Lalu, suatu malam, perempuan muda itu kembali datang.
“Rokok setengah, gula seperempat, sampo saset satu,” katanya singkat. Ia tak perlu menyebut merek—Yono, pemilik warung, sudah tahu kebiasaannya.
Namun kali ini, setelah menerima barang pesanannya, ia bertanya, “Yono, lelaki tua itu masih sering ke sini?”
“Sudah beberapa hari ini dia tak pernah datang,” jawab Yono.
“Di mana rumahnya?”
“Dia gelandangan, tidak punya rumah. Biasanya tidur di jembatan sana,” kata Yono, menunjuk ke arah jembatan penyeberangan.
Perempuan itu tak berkata apa-apa. Ia hanya diam, lalu pergi.
Hari ketujuh. Lelaki tua itu tak lagi muncul. Orang-orang pun mulai melupakannya.

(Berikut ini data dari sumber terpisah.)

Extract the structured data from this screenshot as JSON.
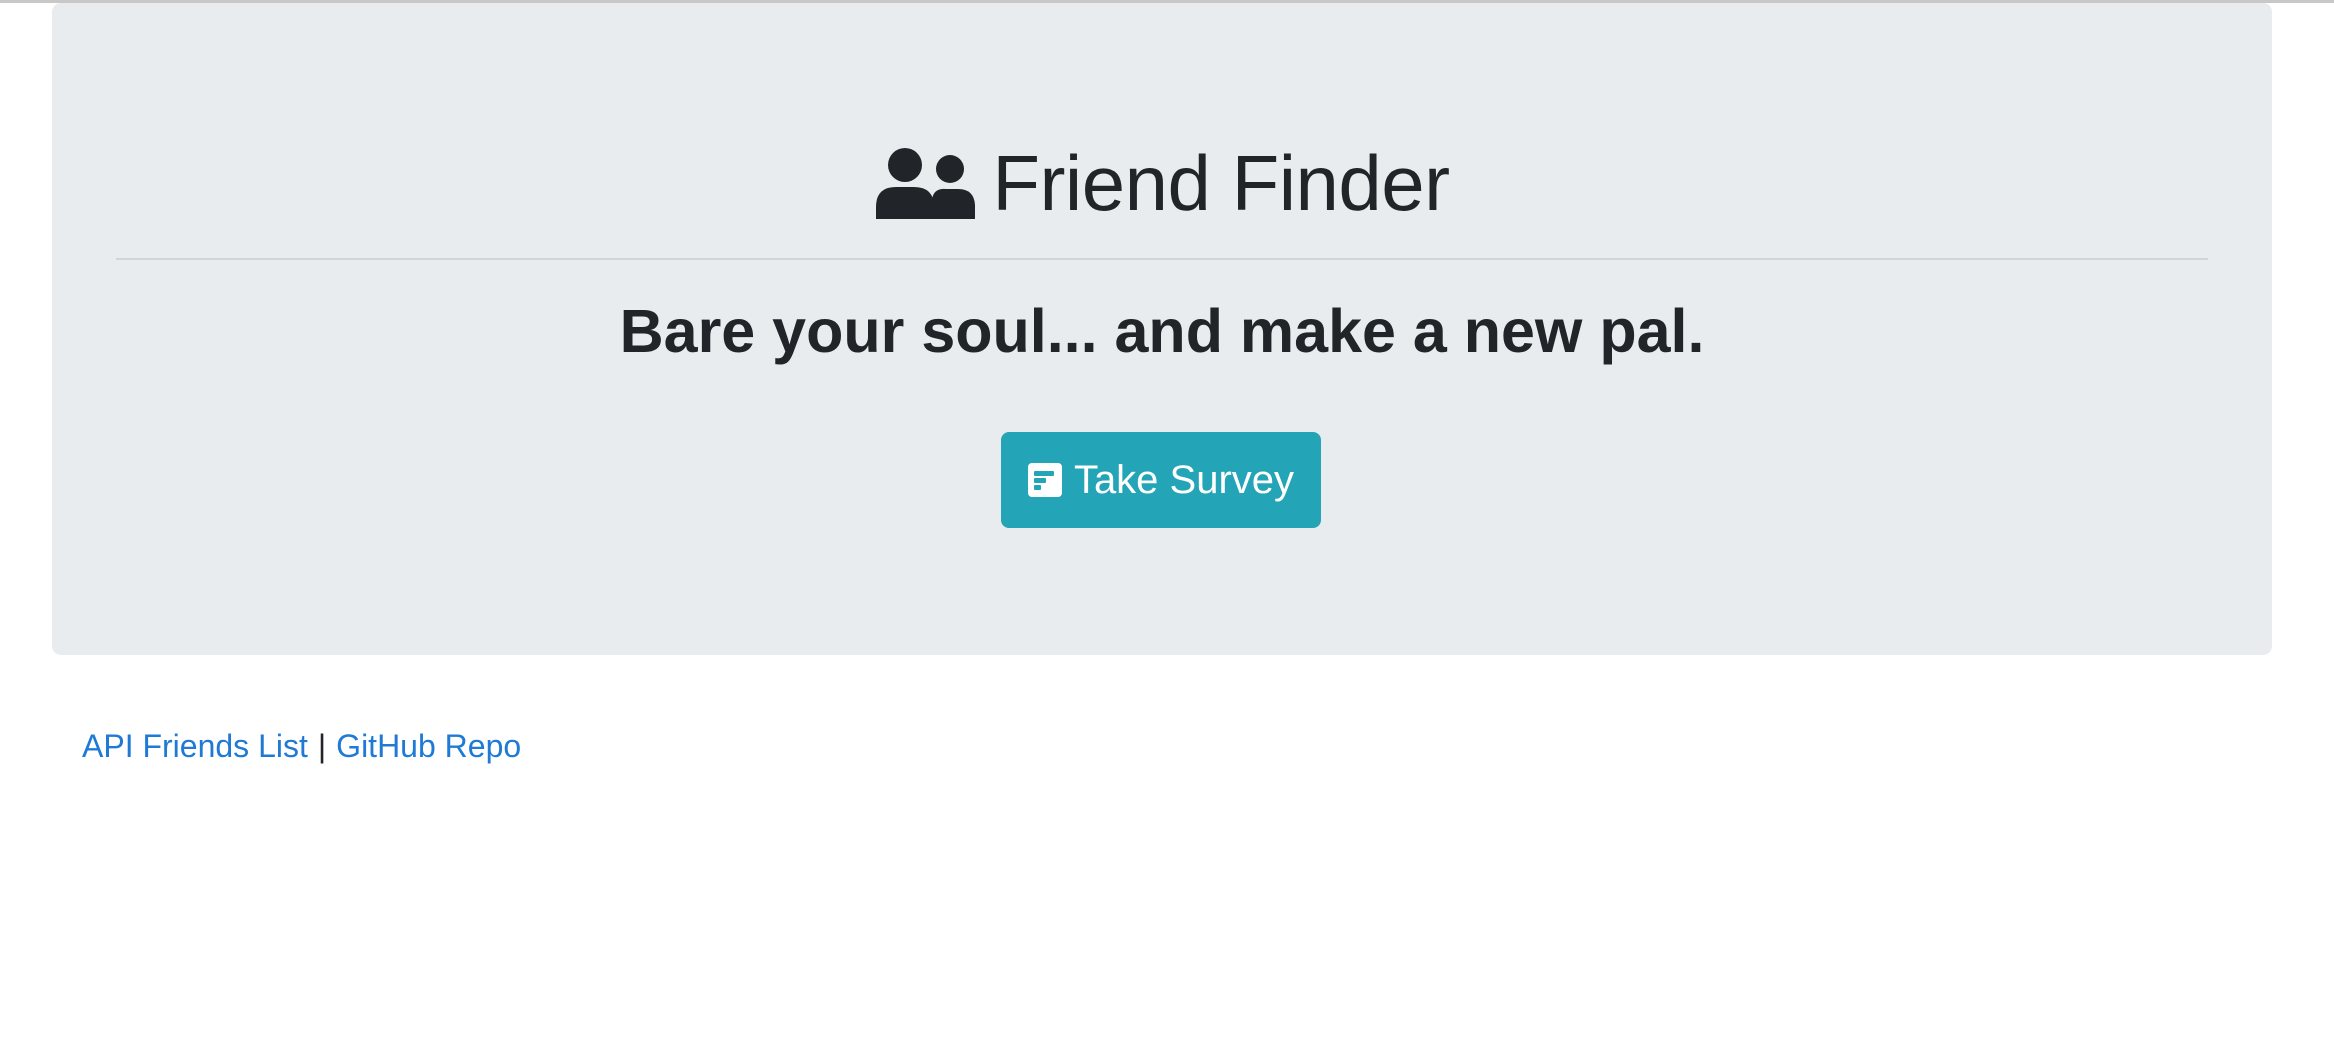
{
  "header": {
    "title": "Friend Finder",
    "icon": "users-icon"
  },
  "hero": {
    "subtitle": "Bare your soul... and make a new pal.",
    "survey_button": {
      "label": "Take Survey",
      "icon": "poll-icon",
      "color": "#23a4b7"
    }
  },
  "footer": {
    "links": [
      {
        "label": "API Friends List"
      },
      {
        "label": "GitHub Repo"
      }
    ],
    "separator": "|"
  },
  "colors": {
    "jumbotron_bg": "#e9ecef",
    "link": "#1f7ad6",
    "text": "#212529"
  }
}
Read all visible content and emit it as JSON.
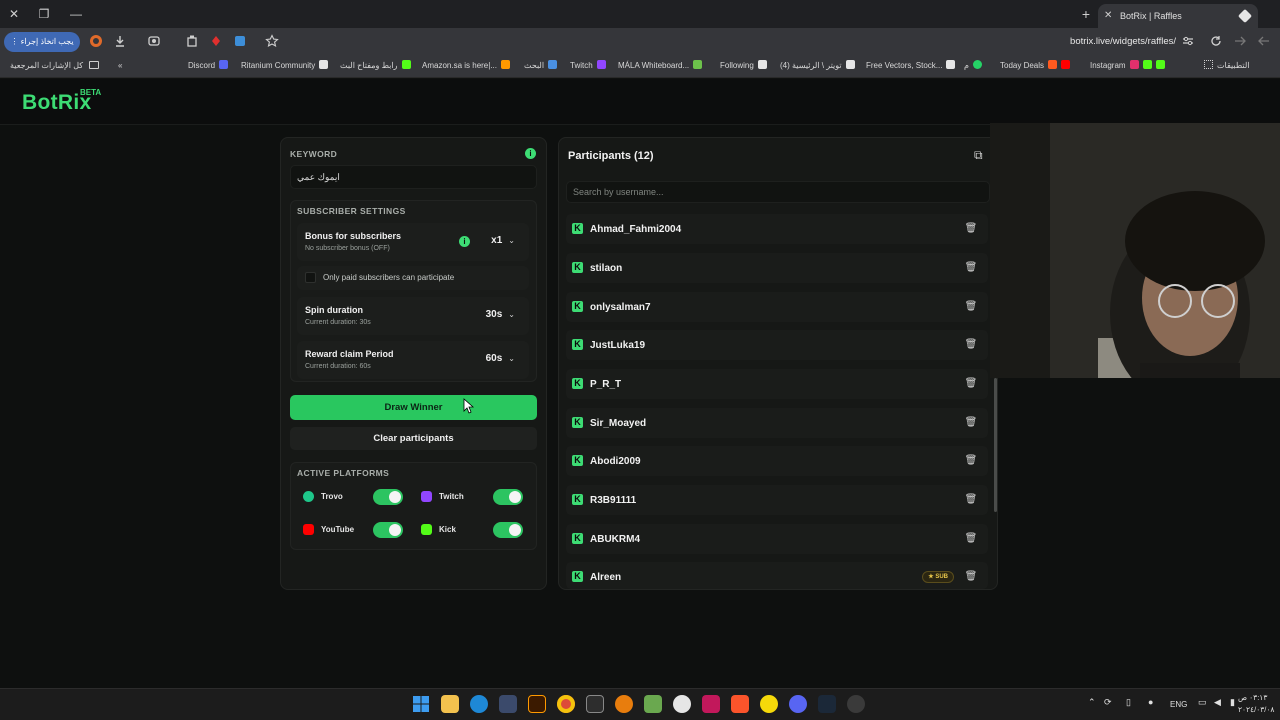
{
  "browser": {
    "tab_title": "BotRix | Raffles",
    "new_tab": "+",
    "tab_close": "✕",
    "window_close": "✕",
    "window_restore": "❐",
    "window_minimize": "—",
    "action_button": "⋮ يجب اتخاذ إجراء",
    "url": "botrix.live/widgets/raffles/",
    "bookmarks_all": "كل الإشارات المرجعية",
    "bookmarks_chevron": "«",
    "bookmarks": [
      {
        "label": "Discord",
        "color": "#5865f2"
      },
      {
        "label": "Ritanium Community",
        "color": "#e6e6e6"
      },
      {
        "label": "رابط ومفتاح البث",
        "color": "#53fc18"
      },
      {
        "label": "Amazon.sa is here|...",
        "color": "#ff9900"
      },
      {
        "label": "البحث",
        "color": "#4a90e2"
      },
      {
        "label": "Twitch",
        "color": "#9146ff"
      },
      {
        "label": "MÁLA Whiteboard...",
        "color": "#6dc24b"
      },
      {
        "label": "Following",
        "color": "#e6e6e6"
      },
      {
        "label": "(4) تويتر \\ الرئيسية",
        "color": "#e6e6e6"
      },
      {
        "label": "Free Vectors, Stock...",
        "color": "#e6e6e6"
      },
      {
        "label": "م",
        "color": "#25d366"
      },
      {
        "label": "Today Deals",
        "color": "#ff0000"
      },
      {
        "label": "Instagram",
        "color": "#e1306c"
      },
      {
        "label": "التطبيقات",
        "color": "#cfcfcf"
      }
    ]
  },
  "logo": {
    "name": "BotRix",
    "badge": "BETA"
  },
  "settings": {
    "keyword_label": "KEYWORD",
    "keyword_value": "ايموك عمي",
    "info_glyph": "i",
    "subscriber_settings_label": "SUBSCRIBER SETTINGS",
    "bonus_title": "Bonus for subscribers",
    "bonus_sub": "No subscriber bonus (OFF)",
    "bonus_value": "x1",
    "paid_only_label": "Only paid subscribers can participate",
    "spin_title": "Spin duration",
    "spin_sub": "Current duration: 30s",
    "spin_value": "30s",
    "reward_title": "Reward claim Period",
    "reward_sub": "Current duration: 60s",
    "reward_value": "60s",
    "chevron": "⌄",
    "draw_winner": "Draw Winner",
    "clear_participants": "Clear participants",
    "active_platforms_label": "ACTIVE PLATFORMS",
    "platforms": [
      {
        "name": "Trovo",
        "color": "#1ec78a",
        "enabled": true
      },
      {
        "name": "Twitch",
        "color": "#9146ff",
        "enabled": true
      },
      {
        "name": "YouTube",
        "color": "#ff0000",
        "enabled": true
      },
      {
        "name": "Kick",
        "color": "#53fc18",
        "enabled": true
      }
    ]
  },
  "participants": {
    "title": "Participants (12)",
    "search_placeholder": "Search by username...",
    "copy_glyph": "⧉",
    "delete_glyph": "🗑",
    "kick_glyph": "K",
    "sub_badge": "★ SUB",
    "list": [
      {
        "name": "Ahmad_Fahmi2004"
      },
      {
        "name": "stilaon"
      },
      {
        "name": "onlysalman7"
      },
      {
        "name": "JustLuka19"
      },
      {
        "name": "P_R_T"
      },
      {
        "name": "Sir_Moayed"
      },
      {
        "name": "Abodi2009"
      },
      {
        "name": "R3B91111"
      },
      {
        "name": "ABUKRM4"
      },
      {
        "name": "Alreen"
      }
    ]
  },
  "taskbar": {
    "lang": "ENG",
    "time": "٠٣:١٣ ص",
    "date": "٢٠٢٤/٠٣/٠٨"
  }
}
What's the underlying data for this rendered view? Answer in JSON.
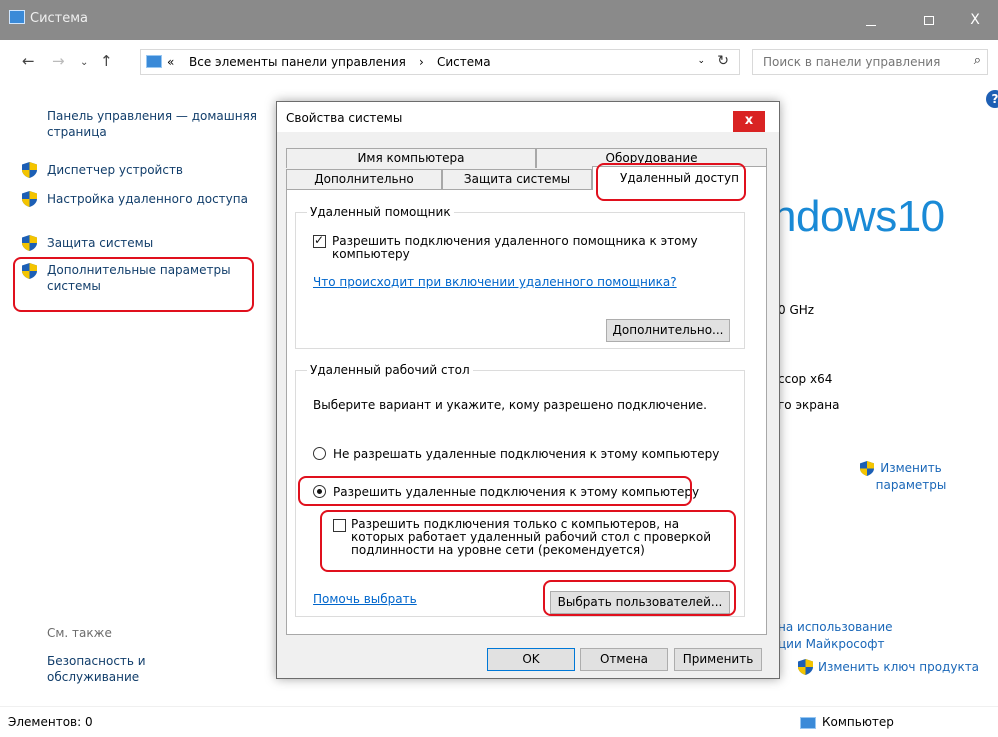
{
  "window": {
    "title": "Система",
    "minimize": "—",
    "maximize": "",
    "close": "X"
  },
  "nav": {
    "back": "←",
    "forward": "→",
    "recent": "⌄",
    "up": "↑",
    "breadcrumb_prefix": "«",
    "breadcrumb_all": "Все элементы панели управления",
    "breadcrumb_arrow": "›",
    "breadcrumb_current": "Система",
    "dropdown": "⌄",
    "refresh": "↻",
    "search_placeholder": "Поиск в панели управления",
    "search_icon": "⌕"
  },
  "left": {
    "home": "Панель управления — домашняя страница",
    "links": [
      "Диспетчер устройств",
      "Настройка удаленного доступа",
      "Защита системы",
      "Дополнительные параметры системы"
    ],
    "see_also": "См. также",
    "security": "Безопасность и обслуживание"
  },
  "right": {
    "help": "?",
    "windows_brand": "ndows10",
    "cpu_speed": "0 GHz",
    "proc": "ссор x64",
    "screen": "го экрана",
    "change_params": "Изменить параметры",
    "license_line1": "на использование",
    "license_line2": "ции Майкрософт",
    "change_key": "Изменить ключ продукта"
  },
  "status": {
    "items": "Элементов: 0",
    "computer": "Компьютер"
  },
  "dialog": {
    "title": "Свойства системы",
    "close": "x",
    "tabs": {
      "computer_name": "Имя компьютера",
      "hardware": "Оборудование",
      "advanced": "Дополнительно",
      "protection": "Защита системы",
      "remote": "Удаленный доступ"
    },
    "assistant": {
      "legend": "Удаленный помощник",
      "allow": "Разрешить подключения удаленного помощника к этому компьютеру",
      "allow_checked": true,
      "link": "Что происходит при включении удаленного помощника?",
      "advanced_button": "Дополнительно..."
    },
    "desktop": {
      "legend": "Удаленный рабочий стол",
      "instruction": "Выберите вариант и укажите, кому разрешено подключение.",
      "deny": "Не разрешать удаленные подключения к этому компьютеру",
      "allow": "Разрешить удаленные подключения к этому компьютеру",
      "selected": "allow",
      "nla": "Разрешить подключения только с компьютеров, на которых работает удаленный рабочий стол с проверкой подлинности на уровне сети (рекомендуется)",
      "nla_checked": false,
      "help_link": "Помочь выбрать",
      "select_users": "Выбрать пользователей..."
    },
    "buttons": {
      "ok": "OK",
      "cancel": "Отмена",
      "apply": "Применить"
    }
  },
  "colors": {
    "accent": "#0078d7",
    "highlight_border": "#e0101d",
    "link": "#0066cc",
    "titlebar": "#8a8a8a",
    "win10_brand": "#1a8ad6"
  }
}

Di jembatan penyeberangan, tubuh kurus lelaki tua itu terkulai. Ia sakit. Kakinya lemah, tubuhnya menggigil dan ia bahkan tak punya tenaga untuk bangkit. Orang-orang yang melintas hanya melirik sekilas, lalu berlalu. Bagi mereka, pemandangan seperti ini bukan hal baru.
Namun, malam itu, perempuan muda itu datang. Dari tangga jembatan, ia melihat lelaki tua itu terbaring di sudut. Langkahnya dipercepat. Ia berjongkok di hadapannya.
“Saya tahu darahmu mengalir di tubuh Regina,” katanya pelan. “Tapi sayang, setelah diperkosa, Regina dibunuh oleh para pemerkosa itu. Kini dia telah bersama ibunya di sana. Semoga Bapak bisa bersama mereka nanti… di surga.”
Lelaki tua itu terdiam. Bibirnya gemetar, matanya berkaca-kaca. Nama itu—Regina—menusuk dadanya seperti pisau.
Perempuan itu, Santi, berdiri. Ia meraih tangan lelaki tua itu, menyelipkan beberapa lembar uang ke genggamannya.
Lalu ia pergi, meninggalkan lelaki tua itu sendiri di bawah langit malam yang kian dingin. (*)
Jakarta, 8 Maret 2025
*) Nama Pena Boyke Sulaiman, Sutradara Teater, Penyair dan Pembaca Puisi. Lahir 66 tahun lalu di Medan pada tanggal 12 September 1957.
Menamatkan pendidikan sarjana Sastra dan Bahasa Indonesia di Universitas Bung Hatta Padang pada tahun 1986.
Berkesenian sejak tahun 1976 bersama Bumi Teater Padang pimpinan Wisran Hadi.
Pada tahun 1981 mendirikan Grup Teater Proklamator di Universitas Bung Hatta. Lalu pada tahun 1986, hijrah ke kota Bengkulu dan mendirikan Teater Alam Bengkulu sampai tahun 1999 dengan beberapa naskah diantaranya naskah Umang Umang karya Arifin C. Noer, Ibu Suri karya Wisran Hadi dan tahun 2000 hijrah ke Jakarta mementaskan Naskah Cerpen AA Navis Robohnya Surau Kami Bersama Teater Jenjang Jakarta serta grup grup teater yang ada di Jakarta dan Malaysia sebagai aktor freelance.
Selama perjalanan berteater telah memainkan 67 naskah drama karya penulis dalam dan luar negeri, monolog dan deklamator. Serta mengikuti event lomba baca puisi sampai saat ini dan kegiatan sastra lainnya hingga saat ini.